Not only is the NPRM commentary explicitly focused on removing concerns about reliance on independent IRBs, but the actual effect of the proposal for single IRB review may be to drive institutions disproportionally toward the independent IRBs. As commenting institutions will likely point out, the notion of ‘single IRB review’ is something of a misnomer, in that the selected reviewing IRB would differ by project, and institutions that participate in many multi-site studies would actually have to establish relationships with multiple different IRBs over time. Each relationship may require the institution to develop a new system for interacting with the reviewing IRB, to train its staff and investigators on the new system, and to build up trust with a new organization and individuals. Moreover, each reviewing IRB would have varying levels of experience with IRB reliance arrangements, varying resources to address local issues, and varying familiarity with HIPAA requirements applicable to the research. The potential for these and other variances may incentivize institutions to identify a few reviewing IRBs with which they can develop sustained relationships and which are likely to be eligible to be selected as the reviewing IRB for the broadest range of multi-site studies (including industry-funded research). These may be independent IRBs. In turn, the funding agencies may be incentivized to select these independent IRBs as the reviewing IRBs for their research. To the extent that IRBs based at assured institutions may be discouraged from serving as the reviewing IRB by liability or liability insurance-related concerns as mentioned above, these IRBs may self-select out of the running for designation as the single IRB. Institutions may wish to provide views on this outcome and whether academic or other institution-based IRBs would be disadvantaged by the proposed mandate.

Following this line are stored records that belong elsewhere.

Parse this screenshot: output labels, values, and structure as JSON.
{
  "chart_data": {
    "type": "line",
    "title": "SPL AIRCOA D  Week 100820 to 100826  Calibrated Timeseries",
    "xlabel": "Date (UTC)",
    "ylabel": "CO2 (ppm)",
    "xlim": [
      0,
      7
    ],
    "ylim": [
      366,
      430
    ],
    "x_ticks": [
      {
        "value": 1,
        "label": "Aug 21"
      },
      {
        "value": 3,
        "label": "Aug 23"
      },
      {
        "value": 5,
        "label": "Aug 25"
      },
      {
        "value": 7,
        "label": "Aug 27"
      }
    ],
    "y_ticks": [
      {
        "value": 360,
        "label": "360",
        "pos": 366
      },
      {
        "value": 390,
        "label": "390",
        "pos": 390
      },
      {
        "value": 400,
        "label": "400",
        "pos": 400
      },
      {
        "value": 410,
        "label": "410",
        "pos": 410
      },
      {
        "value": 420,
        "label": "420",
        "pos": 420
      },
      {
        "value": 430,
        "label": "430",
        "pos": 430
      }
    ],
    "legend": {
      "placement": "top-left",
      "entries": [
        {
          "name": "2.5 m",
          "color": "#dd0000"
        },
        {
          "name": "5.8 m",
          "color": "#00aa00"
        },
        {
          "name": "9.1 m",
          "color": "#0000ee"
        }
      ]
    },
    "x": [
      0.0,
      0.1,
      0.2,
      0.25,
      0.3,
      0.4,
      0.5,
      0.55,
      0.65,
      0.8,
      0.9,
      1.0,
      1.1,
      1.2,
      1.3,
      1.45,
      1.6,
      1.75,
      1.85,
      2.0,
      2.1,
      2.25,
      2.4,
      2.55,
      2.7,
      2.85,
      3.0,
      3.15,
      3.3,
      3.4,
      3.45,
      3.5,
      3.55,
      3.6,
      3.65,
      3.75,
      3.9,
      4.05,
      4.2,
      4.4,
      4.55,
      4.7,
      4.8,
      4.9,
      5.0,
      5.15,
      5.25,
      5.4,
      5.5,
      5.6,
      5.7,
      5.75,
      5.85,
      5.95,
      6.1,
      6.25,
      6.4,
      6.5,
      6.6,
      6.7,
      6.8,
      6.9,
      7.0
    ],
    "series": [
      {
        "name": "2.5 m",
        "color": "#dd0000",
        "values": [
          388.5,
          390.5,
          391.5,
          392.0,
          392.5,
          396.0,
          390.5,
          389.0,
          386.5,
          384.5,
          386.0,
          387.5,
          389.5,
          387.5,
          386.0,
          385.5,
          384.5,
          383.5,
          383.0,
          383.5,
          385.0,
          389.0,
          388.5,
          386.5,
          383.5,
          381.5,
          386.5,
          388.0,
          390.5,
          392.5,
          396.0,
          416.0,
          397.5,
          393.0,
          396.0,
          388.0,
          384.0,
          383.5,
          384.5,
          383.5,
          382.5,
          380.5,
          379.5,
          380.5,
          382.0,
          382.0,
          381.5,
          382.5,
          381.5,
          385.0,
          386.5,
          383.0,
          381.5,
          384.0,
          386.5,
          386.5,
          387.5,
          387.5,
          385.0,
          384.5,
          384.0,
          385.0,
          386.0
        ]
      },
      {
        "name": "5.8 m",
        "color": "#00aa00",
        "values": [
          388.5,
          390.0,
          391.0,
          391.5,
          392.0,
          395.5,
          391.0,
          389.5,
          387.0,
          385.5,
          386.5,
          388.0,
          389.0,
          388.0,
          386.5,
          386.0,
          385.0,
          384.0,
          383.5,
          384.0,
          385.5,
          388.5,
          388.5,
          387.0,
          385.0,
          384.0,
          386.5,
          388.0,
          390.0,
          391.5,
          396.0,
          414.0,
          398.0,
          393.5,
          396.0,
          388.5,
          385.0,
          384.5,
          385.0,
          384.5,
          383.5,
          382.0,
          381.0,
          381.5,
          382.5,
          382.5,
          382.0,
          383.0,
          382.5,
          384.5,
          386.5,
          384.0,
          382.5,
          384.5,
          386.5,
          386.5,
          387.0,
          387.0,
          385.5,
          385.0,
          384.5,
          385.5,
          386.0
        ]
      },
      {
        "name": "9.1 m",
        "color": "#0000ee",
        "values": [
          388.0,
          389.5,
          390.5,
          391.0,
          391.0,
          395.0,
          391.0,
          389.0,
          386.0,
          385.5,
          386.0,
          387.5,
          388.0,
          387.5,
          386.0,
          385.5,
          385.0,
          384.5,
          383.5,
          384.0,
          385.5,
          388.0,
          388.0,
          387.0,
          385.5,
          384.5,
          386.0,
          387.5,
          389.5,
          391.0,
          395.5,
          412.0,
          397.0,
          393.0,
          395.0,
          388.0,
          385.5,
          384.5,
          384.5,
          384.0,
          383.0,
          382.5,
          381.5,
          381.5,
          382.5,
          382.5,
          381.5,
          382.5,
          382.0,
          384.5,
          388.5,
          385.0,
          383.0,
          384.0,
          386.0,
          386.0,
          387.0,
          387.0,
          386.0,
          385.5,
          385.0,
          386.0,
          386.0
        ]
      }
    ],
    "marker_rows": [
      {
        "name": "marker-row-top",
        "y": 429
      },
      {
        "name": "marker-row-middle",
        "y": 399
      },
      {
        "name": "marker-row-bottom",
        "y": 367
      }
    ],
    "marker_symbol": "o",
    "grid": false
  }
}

Inconsistency re: Required Documentation

As noted, one of the proposed changes would formalize in regulation a requirement for documentation of IRB reliance relationships that lays out the respective responsibilities of the reviewing IRB and relying institution. The commentary in the NPRM indicates that the form of documentation must be a reliance agreement between the parties. See 80 Fed. Reg. 53933, 53984 (Sep. 8, 2015) (“written procedures identifying the compliance responsibilities of each entity . . . should be set forth in an agreement between the institution and the IRB specifying the responsibilities of each entity” (emphasis added)). The proposed regulatory text, which arguably would trump, refers more broadly to an obligation to “establish and follow procedures for documenting the institution’s reliance on the IRB for oversight of the research and the responsibilities that each entity will undertake to ensure compliance with the requirements of this policy (e.g., in a written agreement between the institution and the IRB, or by implementation of an institution-wide policy directiveproviding the allocation of responsibilities between the institution and an IRB that is not affiliated with the institution)” (emphasis added)). (§ __.103(e).) However, the regulatory text is not itself entirely consistent; a different section of the proposed regulation (§ __.115(a)(10)), related to IRB recordkeeping, refers solely to the “written agreement between an institution and an organization operating an IRB specifying the responsibilities that each entity will undertake to ensure compliance with the requirements of this policy, as described in § __.103(e)” (emphasis added). An institutional policy outlining the intended division of responsibilities when the institution relies on an external IRB would not, by itself, be enforceable by the institution against the external IRB (unless incorporated by reference in an actual contract with the IRB). Thus, it is not clear why an institution would forgo reliance agreements in favor of a policy. We would expect that most institutions would use reliance agreements, or perhaps have a policy in addition to reliance agreements. At minimum, however, institutions should request that OHRP clarify the intent regarding the required documentation and ensure that all references to such in any final regulation are consistent.